I keep a private journal too. That space is important in different ways and for different reasons. It feels a little odd to need both this space and that one, but it’s okay. Like I tell my kids, grief is going to look different for all of us; however we need to get through this is okay. So I’ll post here when the mood strikes and I’ll see how it feels.
I wish Eric had kept a journal. Even if it was full of, “Jessica is driving me bananas,” I’d still read it, cherish it, and weep over his handwriting. Other than our binder of printed emails from when we met online in the year 2000 (a year you can’t just say, you have to add “the year” in the front, otherwise it sounds and looks strange), I don’t have much else. We didn’t send each other sexy texts or emails full of love notes. He wasn’t a letter writer and would struggle for hours over a Mother’s Day card only to give up and write “Happy Mother’s Day — Love, Eric.” And that was just for his own mom. I don’t know if he ever got me a card. Instead, he showed love through acts of service; just quietly taking out the trash, feeding the dog, doing the chores I hated, grocery shopping, cooking dinner, bringing me stacks of pancakes if I was working long hours, doing the dishes, and working hard for us even when he didn’t want to.
You know, just life. A happy, content life—a good life. But I can’t frame any of those things, or press them between the pages of a book. I can’t pin them up on my corkboard or put them under my pillow.
That’s not to say they didn’t leave their mark; they did. My heart is fingerprinted all over with Eric’s quiet, steady acts of love. Still, I long for something more tangible to save, to hold, to cry over.
The second worst day of my life was spent sitting at the funeral home watching the funeral director tally up the cost of Eric’s services. After touring the terrible back room full of caskets, I passed a display of necklaces, pendants, and lockets. Each featured the embossed fingerprint of a loved one. I reached toward the necklaces prepared to scoff–most grief-mementos I’d looked at had been awful, and I thought these would feel the same. But when my fingers touched the raised fingerprint on a pendant, I started to cry.

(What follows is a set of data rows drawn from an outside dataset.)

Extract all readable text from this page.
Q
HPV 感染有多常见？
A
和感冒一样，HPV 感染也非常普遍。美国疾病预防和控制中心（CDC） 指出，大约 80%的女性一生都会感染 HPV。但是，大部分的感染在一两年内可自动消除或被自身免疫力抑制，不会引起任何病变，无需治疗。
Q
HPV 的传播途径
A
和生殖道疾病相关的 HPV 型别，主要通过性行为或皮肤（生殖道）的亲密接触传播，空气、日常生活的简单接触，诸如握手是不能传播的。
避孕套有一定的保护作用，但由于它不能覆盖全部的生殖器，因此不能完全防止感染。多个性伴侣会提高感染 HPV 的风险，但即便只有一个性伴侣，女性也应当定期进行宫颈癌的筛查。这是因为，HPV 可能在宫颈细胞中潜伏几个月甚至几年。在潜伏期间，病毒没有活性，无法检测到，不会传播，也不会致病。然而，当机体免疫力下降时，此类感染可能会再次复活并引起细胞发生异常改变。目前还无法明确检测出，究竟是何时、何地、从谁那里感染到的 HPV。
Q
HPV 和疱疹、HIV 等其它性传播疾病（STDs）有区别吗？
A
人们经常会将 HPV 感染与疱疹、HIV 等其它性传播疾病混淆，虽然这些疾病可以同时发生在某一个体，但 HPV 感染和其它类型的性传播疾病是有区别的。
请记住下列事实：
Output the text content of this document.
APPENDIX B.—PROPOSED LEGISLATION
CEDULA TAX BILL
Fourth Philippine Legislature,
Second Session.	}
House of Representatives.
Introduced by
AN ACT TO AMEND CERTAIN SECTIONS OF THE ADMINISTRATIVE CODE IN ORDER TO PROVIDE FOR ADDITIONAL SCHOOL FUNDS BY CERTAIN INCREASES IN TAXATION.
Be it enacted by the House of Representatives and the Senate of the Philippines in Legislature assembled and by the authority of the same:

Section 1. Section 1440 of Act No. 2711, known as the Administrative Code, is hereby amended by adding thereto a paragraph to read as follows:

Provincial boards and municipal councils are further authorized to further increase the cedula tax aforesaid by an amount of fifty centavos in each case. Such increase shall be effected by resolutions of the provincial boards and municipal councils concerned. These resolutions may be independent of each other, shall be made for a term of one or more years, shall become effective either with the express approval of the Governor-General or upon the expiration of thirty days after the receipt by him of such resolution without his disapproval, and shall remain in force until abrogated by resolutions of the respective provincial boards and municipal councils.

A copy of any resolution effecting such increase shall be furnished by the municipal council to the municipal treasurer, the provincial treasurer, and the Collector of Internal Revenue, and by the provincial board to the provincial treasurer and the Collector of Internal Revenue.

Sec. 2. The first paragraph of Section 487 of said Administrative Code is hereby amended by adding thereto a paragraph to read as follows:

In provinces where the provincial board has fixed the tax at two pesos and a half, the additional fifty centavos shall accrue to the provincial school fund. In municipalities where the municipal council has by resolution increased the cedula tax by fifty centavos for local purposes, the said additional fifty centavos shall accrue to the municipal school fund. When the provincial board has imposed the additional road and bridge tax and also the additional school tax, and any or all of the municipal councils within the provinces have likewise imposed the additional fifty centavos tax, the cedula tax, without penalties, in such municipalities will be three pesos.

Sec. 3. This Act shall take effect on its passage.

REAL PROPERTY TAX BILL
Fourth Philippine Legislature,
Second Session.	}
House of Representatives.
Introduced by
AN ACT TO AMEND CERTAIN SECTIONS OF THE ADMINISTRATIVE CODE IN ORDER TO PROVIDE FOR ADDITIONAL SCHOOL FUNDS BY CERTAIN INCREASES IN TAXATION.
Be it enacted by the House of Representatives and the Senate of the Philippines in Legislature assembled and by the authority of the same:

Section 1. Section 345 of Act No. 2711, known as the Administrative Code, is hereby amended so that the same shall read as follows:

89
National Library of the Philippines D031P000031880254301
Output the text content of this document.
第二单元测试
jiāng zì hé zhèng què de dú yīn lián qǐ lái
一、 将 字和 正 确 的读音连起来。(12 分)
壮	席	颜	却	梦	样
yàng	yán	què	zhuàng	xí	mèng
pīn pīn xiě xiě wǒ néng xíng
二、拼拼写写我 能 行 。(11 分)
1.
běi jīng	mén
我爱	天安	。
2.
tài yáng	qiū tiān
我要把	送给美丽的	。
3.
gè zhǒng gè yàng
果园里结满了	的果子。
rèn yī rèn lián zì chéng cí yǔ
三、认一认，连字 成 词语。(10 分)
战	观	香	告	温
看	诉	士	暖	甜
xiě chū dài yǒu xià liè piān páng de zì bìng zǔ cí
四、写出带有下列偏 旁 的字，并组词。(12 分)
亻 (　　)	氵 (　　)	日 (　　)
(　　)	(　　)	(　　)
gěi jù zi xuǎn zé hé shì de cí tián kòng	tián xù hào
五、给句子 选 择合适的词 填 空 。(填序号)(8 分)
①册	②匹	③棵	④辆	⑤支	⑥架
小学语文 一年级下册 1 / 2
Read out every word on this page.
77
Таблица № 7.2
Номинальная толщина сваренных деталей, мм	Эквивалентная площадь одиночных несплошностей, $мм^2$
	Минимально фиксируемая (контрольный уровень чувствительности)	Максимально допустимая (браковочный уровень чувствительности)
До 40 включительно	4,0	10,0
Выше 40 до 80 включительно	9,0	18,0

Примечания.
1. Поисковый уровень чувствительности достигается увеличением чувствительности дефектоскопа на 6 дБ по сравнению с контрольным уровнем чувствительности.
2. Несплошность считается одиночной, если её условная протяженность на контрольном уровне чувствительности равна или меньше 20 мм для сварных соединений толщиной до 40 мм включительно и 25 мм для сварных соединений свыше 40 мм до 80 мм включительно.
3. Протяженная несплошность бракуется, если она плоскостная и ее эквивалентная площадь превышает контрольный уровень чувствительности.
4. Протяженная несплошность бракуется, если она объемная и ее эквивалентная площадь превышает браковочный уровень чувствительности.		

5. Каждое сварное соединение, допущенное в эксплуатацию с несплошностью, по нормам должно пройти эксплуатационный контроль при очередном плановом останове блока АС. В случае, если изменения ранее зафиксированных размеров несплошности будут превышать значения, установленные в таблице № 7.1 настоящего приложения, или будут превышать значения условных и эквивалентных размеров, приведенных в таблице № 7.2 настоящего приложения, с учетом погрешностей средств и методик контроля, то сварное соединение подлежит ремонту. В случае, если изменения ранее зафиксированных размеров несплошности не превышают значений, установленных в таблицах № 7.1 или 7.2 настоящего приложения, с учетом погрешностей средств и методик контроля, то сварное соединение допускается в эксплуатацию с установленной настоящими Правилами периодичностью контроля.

The funeral director told me they scanned the fingerprints of the deceased and kept them on file. He had a pin number for me that I could use to order a necklace through Legacy Touch. The pin number would allow them to access Eric’s fingerprints so I could make a piece of jewelry to wear.
My mother-in-law offered to pay for my locket and I also ordered a pendant for my daughter.
The necklaces arrived last week. I have yet to figure out how to get a photo of Eric printed in the right size and on the right paper, but the fingerprint is amazing.
Caption: Wearing his giant flannel shirt, wishing it felt like a hug. He always had one pocket unbuttoned so he could carry a pen or pencil.
It’s not the same as having him here and it’s not even the same as having a packet full of love letters to read. But it’s something.
I like the weight of it around my neck. I’ve never been much of a necklace person, but this is nice. It’s something to hold onto when I brave a crowded store and find I don’t feel ready after all. I can flip it open and run my thumb over the fingerprint when I’m driving around in my car at night, bawling over the steering wheel. It’s not the anchor Eric was for me, but it feels like a link; a connection. With it, I find I suddenly understand prayer beads, shrines, and pilgrimages to relics. Sometimes having something physical to represent the unseen, the invisible, or the unknown is all we need to feel just a little bit stronger.
The death of a beloved is an amputation.